Income tax expense (benefit) varies from the amount computed using the U.S. statutory rate. The reasons for this difference and the related tax effects are shown below.
Fiscal Year Ended
April 24,
2021
April 25,
2020
April 27,
2019
Tax at U.S. statutory rate$41,984 $(123,987)$22,306 
State tax provision, net of federal benefit5,400 (466)3,492 
Effect of foreign taxes2,594 7,277 2,728 
Goodwill impairment— 107,999 — 
Legal settlement— 11,088 — 
ESOP(2,286)(2,393)(2,465)
Other permanent differences808 1,533 1,074 
Tax reform— — (2,686)
Other(3,678)(2,091)(1,097)
Income tax expense (benefit)$44,822 $(1,040)$23,352 
We have accounted for the uncertainty in income taxes recognized in the financial statements in accordance with ASC Topic 740, “Income Taxes”. This standard clarifies the separate identification and reporting of estimated amounts that could be assessed upon audit. The potential assessments are considered unrecognized tax benefits, because, if it is ultimately determined they are unnecessary, the reversal of these previously recorded amounts will result in a beneficial impact to our financial statements.
As of April 24, 2021 and April 25, 2020, Patterson’s gross unrecognized tax benefits were $10,866 and $11,740, respectively. If determined to be unnecessary, these amounts (net of deferred tax assets of $2,055 and $2,113, respectively, related to the tax deductibility of the gross liabilities) would decrease our effective tax rate. The gross unrecognized tax benefits are included in other non-current liabilities on the consolidated balance sheets.

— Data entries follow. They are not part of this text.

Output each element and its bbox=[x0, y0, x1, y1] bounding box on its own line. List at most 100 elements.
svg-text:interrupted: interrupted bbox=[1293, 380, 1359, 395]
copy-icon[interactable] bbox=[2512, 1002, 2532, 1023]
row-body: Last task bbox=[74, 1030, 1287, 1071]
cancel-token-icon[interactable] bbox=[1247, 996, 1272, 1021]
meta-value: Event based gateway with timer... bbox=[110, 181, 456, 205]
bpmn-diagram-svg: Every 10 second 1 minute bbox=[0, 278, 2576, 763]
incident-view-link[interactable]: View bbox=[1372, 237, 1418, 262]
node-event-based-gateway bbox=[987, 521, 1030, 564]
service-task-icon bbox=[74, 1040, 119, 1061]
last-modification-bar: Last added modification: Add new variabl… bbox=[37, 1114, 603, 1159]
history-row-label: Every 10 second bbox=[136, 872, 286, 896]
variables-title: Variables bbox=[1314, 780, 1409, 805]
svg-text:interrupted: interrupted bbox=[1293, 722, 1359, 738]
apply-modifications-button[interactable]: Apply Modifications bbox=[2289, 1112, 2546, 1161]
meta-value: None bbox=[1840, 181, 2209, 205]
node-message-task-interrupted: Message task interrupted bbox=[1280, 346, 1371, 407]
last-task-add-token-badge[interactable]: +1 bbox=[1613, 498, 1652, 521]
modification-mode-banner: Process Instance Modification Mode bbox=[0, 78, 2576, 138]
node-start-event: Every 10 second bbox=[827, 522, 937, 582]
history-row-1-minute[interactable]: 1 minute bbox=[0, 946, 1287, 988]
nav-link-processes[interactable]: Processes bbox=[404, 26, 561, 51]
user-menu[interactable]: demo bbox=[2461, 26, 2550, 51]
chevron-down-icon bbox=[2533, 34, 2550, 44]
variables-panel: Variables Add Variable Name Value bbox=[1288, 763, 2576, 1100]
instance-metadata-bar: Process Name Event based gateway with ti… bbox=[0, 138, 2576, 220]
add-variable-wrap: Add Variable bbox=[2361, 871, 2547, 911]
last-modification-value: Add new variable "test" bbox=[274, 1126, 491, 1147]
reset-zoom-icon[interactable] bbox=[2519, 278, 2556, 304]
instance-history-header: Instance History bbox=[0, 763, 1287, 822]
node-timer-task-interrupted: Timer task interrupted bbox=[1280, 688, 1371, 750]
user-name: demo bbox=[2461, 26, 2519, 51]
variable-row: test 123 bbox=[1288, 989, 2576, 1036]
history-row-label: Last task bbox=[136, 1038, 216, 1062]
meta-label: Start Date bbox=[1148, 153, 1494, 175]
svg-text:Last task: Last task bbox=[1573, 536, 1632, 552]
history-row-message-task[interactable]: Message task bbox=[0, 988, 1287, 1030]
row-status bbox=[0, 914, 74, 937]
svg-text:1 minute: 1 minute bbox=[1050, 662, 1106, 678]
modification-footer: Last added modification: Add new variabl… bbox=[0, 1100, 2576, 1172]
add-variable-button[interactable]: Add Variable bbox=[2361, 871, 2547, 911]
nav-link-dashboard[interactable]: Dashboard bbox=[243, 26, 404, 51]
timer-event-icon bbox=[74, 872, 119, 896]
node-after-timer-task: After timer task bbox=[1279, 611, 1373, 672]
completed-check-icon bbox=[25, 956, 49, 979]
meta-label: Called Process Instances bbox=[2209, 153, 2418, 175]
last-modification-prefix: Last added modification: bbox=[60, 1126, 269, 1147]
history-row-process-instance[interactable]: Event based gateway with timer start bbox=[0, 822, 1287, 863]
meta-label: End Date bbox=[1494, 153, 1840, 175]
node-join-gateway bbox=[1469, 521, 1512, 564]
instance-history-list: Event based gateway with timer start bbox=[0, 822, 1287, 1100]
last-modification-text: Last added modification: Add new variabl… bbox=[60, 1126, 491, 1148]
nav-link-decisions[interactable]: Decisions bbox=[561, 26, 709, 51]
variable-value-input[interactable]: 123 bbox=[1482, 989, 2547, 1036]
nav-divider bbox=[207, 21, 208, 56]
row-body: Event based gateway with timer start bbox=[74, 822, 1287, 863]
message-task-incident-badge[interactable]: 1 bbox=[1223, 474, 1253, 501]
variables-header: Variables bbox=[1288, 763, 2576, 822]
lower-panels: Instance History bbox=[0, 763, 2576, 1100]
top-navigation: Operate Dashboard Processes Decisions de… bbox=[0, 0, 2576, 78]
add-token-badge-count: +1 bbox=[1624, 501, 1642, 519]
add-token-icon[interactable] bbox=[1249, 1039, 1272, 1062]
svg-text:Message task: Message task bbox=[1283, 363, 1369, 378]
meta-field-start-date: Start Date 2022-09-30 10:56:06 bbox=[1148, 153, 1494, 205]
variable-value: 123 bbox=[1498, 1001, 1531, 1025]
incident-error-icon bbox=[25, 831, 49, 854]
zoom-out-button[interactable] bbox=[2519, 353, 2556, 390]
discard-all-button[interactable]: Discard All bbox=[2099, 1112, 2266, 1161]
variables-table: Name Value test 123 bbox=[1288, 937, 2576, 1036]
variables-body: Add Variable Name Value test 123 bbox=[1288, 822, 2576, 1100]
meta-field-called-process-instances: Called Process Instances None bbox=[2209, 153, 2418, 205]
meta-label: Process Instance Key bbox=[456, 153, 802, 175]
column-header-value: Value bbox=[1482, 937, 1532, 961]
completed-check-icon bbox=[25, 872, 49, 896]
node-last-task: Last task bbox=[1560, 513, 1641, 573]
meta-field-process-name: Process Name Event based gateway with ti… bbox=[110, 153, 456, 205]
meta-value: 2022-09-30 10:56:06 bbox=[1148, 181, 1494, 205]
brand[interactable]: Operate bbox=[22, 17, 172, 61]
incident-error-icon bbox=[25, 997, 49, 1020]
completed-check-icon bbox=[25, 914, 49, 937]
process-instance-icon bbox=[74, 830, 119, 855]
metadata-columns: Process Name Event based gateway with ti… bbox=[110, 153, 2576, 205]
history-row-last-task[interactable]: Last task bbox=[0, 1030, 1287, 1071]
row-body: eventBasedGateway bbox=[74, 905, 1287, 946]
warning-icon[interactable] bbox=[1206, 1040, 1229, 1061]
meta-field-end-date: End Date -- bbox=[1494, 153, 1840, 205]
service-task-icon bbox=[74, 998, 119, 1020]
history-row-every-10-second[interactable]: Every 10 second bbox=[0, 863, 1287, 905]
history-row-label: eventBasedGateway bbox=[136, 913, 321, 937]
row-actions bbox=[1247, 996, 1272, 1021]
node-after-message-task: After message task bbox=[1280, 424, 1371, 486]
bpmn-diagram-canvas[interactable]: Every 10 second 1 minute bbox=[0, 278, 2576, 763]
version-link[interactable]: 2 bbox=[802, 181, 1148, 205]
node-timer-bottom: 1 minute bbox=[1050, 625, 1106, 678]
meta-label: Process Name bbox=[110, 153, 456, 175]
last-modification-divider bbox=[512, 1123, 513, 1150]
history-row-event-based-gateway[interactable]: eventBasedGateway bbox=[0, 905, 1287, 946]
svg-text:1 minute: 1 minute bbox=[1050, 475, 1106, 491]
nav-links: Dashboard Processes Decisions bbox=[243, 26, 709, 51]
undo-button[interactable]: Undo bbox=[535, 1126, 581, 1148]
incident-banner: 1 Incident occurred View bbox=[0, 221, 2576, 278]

A summary of the changes in the gross amounts of unrecognized tax benefits is shown below.
April 24,
2021
April 25,
2020
Balance at beginning of period$11,740 $13,035 
Additions for tax positions related to the current year1,264 1,182 
Additions for tax positions of prior years20 218 
Reductions for tax positions of prior years(220)(37)
Statute expirations(1,938)(2,289)
Settlements— (369)
Balance at end of period$10,866 $11,740 
We also recognize both interest and penalties with respect to unrecognized tax benefits as a component of income tax expense. As of April 24, 2021 and April 25, 2020, we had recorded $2,026 and $1,968, respectively, for interest and penalties. These amounts are also included in other non-current liabilities on the consolidated balance sheets. These amounts, net of related deferred tax assets, if determined to be unnecessary, would decrease our effective tax rate. During the year ended April 24, 2021, we recorded as part of tax expense $218 related to an increase in our estimated liability for interest and penalties.
Patterson files income tax returns, including returns for our subsidiaries, with federal, state, local and foreign jurisdictions. During fiscal 2021, the Internal Revenue Service (“IRS”) concluded an audit of fiscal year ended April 28, 2018. The IRS has either examined or waived examination for all periods up to and including our fiscal year ended April 28, 2018. In addition to the IRS, periodically, state, local and foreign income tax returns are examined by various taxing authorities. We do not believe that the outcome of these various examinations will have a material adverse impact on our financial statements.